Un secondo romanzo che è non solo una conferma, ma forse un ulteriore passo in avanti di questo autore verso una affermazione che possa scalare i vertici delle classifiche di vendita: in effetti l'ottima scrittura si affianca a trame coinvolgenti e appassionanti, i suoi personaggi sono tratteggiati con grande sensibilità, l'ambientazione è perfettamente congrua alla storia, la conoscenza della materia trattata (Carofiglio è un magistrato) dà notevole forza alle argomentazioni, le tematiche toccano alcuni nervi scoperti della società. In breve alcuni cenni sulla trama: l'avvocato Guido Guerrieri, il protagonista e narratore, assume la difesa di una giovane donna che, accompagnata e sostenuta da una insolita suora, ha denunciato un uomo, figlio di un personaggio molto potente, per minacce e violenze sia fisiche che psicologiche nei suoi confronti. Molti considerano quella causa persa in partenza: troppo fragile la ragazza e troppo forte il suo avversario e, soprattutto, troppo pericoloso opporvisi. La vicenda giudiziaria procede tra mille difficoltà, ma senza veri dubbi da parte del difensore sulla correttezza di una scelta coraggiosa, giudicata da molti eccessivamente impulsiva. Ma all'aspetto professionale si intreccia la storia privata del rapporto che si va instaurando tra l'avvocato e Claudia, la strana suora che si è fatta carico della critica situazione della vittima. Anche un'altra figura femminile, mai in primo piano, è disegnata con grande sensibilità da Carofiglio: si tratta di Margherita, la fidanzata di Guerrieri. Il loro rapporto è davvero libero, ognuno mantiene una propria autonomia, propri spazi (anche fisici, ognuno cioè ha una sua casa), Guido non deve dare spiegazioni per i momenti in cui preferisce rimanere solo, certo non solo della comprensione ma anche della profonda fiducia della propria compagna. Non riveliamo la conclusione del romanzo, sarebbe scorretto nei confronti del lettore, ma la vicenda si chiude con colpi di scena drammatici e imprevedibili, assolutamente convincenti e coerenti con il percorso del romanzo.

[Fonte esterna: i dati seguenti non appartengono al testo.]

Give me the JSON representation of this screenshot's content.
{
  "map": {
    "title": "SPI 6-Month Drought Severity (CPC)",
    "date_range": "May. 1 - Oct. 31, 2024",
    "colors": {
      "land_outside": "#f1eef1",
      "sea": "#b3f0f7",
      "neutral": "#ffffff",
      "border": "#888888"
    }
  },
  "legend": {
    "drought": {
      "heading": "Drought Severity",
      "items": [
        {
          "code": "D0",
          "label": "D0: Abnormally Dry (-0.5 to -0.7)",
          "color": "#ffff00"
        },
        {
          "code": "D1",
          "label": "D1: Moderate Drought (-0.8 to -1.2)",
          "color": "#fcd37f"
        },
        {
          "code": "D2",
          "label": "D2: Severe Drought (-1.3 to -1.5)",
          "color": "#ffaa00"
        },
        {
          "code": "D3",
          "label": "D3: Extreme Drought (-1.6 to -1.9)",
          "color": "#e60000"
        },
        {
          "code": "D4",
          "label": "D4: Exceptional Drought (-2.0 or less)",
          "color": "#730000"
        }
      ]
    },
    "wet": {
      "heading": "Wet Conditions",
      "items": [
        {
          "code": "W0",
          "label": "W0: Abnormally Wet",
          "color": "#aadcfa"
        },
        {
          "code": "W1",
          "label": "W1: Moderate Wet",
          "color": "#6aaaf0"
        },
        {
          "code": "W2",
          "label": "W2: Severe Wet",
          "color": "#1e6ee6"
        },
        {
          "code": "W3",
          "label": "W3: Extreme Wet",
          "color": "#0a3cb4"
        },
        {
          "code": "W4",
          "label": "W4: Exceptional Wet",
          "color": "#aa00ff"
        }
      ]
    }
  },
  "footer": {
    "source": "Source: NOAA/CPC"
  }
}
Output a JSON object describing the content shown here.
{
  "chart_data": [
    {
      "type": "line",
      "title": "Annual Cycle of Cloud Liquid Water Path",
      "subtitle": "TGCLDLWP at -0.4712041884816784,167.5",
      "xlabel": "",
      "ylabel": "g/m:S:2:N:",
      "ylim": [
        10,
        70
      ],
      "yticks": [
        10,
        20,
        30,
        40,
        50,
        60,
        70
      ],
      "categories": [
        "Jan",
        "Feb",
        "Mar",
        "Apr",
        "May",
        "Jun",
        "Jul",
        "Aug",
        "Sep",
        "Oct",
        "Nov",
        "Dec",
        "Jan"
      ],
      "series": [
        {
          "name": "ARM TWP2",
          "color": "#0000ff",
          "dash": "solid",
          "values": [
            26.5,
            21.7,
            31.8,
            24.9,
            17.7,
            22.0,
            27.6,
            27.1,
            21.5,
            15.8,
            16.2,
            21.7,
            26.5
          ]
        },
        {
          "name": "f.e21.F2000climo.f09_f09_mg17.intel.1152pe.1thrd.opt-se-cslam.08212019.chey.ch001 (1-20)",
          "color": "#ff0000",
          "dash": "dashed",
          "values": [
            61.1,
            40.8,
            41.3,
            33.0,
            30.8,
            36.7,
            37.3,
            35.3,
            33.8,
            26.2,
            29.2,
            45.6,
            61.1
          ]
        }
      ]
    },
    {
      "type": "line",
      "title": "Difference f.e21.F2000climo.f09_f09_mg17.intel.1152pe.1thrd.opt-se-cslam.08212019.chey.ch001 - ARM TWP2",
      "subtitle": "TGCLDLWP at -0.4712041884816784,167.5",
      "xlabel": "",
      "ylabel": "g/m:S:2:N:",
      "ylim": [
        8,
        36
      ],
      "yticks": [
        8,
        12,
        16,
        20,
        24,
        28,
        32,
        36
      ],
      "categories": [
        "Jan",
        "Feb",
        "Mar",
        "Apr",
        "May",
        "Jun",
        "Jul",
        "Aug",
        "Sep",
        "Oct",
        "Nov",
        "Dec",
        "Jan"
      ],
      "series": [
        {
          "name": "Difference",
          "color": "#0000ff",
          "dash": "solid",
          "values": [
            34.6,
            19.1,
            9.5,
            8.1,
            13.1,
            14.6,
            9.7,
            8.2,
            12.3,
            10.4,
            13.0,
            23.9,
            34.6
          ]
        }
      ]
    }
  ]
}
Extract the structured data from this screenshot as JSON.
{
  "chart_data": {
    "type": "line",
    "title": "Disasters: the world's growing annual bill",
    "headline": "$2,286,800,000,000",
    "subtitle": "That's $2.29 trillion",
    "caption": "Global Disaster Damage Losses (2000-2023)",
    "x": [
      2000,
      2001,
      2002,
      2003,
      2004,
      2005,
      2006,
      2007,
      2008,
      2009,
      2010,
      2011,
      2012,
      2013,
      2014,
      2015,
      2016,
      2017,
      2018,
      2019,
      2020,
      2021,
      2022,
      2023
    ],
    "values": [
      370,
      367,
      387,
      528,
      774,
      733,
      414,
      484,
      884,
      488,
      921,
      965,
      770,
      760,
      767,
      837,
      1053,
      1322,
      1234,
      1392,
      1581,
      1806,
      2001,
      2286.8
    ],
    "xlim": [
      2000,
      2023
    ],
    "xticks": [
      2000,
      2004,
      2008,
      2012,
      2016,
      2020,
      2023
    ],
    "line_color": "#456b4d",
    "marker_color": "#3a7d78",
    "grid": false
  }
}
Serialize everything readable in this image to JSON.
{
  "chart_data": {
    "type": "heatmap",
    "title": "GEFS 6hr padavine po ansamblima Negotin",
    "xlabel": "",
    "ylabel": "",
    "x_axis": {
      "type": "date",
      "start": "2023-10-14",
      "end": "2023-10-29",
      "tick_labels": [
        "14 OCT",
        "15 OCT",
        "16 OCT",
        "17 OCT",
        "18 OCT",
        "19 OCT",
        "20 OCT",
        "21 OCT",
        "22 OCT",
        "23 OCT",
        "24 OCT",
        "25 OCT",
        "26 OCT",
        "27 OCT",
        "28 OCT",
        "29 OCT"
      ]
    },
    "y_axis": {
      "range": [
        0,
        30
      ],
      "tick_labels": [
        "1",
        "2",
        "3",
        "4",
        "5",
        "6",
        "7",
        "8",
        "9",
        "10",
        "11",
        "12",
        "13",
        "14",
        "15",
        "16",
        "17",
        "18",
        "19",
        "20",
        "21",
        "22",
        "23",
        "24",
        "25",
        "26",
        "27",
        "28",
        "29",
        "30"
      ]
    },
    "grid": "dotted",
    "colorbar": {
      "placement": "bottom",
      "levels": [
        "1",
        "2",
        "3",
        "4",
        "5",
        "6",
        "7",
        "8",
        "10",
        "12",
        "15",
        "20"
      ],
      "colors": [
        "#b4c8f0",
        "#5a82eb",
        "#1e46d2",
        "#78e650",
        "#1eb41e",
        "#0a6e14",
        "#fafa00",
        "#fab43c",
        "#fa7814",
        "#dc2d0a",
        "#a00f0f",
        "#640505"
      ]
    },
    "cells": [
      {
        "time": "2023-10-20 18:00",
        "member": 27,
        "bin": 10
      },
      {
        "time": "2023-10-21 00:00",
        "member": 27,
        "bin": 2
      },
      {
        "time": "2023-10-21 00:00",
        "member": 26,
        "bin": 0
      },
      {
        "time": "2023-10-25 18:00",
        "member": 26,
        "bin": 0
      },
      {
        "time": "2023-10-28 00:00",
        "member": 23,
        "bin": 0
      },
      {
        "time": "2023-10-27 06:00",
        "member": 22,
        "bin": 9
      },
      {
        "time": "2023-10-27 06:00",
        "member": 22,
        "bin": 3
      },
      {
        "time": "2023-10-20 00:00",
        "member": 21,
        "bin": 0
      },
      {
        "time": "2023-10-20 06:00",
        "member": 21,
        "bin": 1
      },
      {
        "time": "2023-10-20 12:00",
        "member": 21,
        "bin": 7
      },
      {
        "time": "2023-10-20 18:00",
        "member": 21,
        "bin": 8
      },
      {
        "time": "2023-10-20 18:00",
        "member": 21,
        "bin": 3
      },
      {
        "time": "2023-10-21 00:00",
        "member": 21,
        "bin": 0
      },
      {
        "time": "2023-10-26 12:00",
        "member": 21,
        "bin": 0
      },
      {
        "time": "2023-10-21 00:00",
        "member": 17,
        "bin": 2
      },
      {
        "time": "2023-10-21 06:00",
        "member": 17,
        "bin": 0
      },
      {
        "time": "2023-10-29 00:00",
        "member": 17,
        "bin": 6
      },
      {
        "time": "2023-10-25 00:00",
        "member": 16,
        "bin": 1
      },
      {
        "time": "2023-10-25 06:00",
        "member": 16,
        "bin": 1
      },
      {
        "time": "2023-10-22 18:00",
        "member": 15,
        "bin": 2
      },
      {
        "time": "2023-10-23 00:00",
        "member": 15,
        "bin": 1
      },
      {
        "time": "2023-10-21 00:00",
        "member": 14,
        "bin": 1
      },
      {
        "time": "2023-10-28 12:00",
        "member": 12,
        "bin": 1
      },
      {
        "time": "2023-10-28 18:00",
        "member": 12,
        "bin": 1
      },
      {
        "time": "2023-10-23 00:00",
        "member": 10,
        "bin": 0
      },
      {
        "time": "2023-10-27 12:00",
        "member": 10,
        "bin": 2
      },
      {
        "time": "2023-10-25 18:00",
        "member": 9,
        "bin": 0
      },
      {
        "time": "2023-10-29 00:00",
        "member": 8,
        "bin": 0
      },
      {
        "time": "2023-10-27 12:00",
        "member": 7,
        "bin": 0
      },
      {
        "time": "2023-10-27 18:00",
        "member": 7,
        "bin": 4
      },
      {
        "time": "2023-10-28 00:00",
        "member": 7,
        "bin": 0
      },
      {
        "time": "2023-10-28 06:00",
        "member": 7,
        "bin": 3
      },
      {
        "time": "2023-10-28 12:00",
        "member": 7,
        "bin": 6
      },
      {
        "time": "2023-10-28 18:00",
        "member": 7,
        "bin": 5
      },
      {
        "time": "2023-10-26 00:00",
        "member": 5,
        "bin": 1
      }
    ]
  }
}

Ad occhi chiusi di Gianrico Carofiglio
253 pag., Euro 10,00 - Editore Sellerio di Giorgianni (La memoria n. 590)
ISBN: 88-389-1905-4

Le prime righe

Prima parte

1

Non c'è nessuno che smetta di fumare.
Si sospende, al massimo. Per giorni. O per mesi; o per anni. Ma nessuno smette. La sigaretta è sempre il, in agguato. Qualche volta salta fuori nel bel mezzo di un sogno, magari cinque, o dieci anni dopo aver « smesso».
Allora senti il contatto delle dita sulla carta; senti il leggero, sordo, rassicurante rumore che fa quando la batti sul piano della scrivania; senti il contatto delle labbra sul filtro ocra; senti lo scratch del fiammifero e vedi la fiamma gialla, con la base azzurra.
Senti addirittura la botta nei polmoni, e vedi il fumo che si diffonde fra le carte, i libri, la tazzina di caffè.
È allora che ti svegli. E pensi che una sigaretta, una sola non può fare nessuna differenza. Che te la potresti accendere, perché hai sempre quel pacchetto di emergenza chiuso nel cassetto della scrivania, o da qualche altra parte. E poi, naturalmente, ti dici che non funziona così; che se ne accendi una ne accenderai un'altra, e poi un'altra eccetera, eccetera. A volte funziona; altre volte no. Comunque vada, in quei momenti capisci che l'espressione smettere di fumare è un concetto astratto. La realtà è diversa.

© 2003 Edizioni Sellerio


L'autore

Gianrico Carofiglio (Bari, 1961), di professione magistrato. Per il primo romanzo, Testimone inconsapevole (definito da Corrado Augias «uno dei migliori gialli legali usciti in Italia»), ha vinto alcuni premi letterari: XXVI Premio Città di Chiavari, Premio Città di Cuneo per il Primo Romanzo, Premio del Giovedì Marisa Rusconi, Premio Rhegium Julii e Premio Fortunato Seminara-Opera Prima.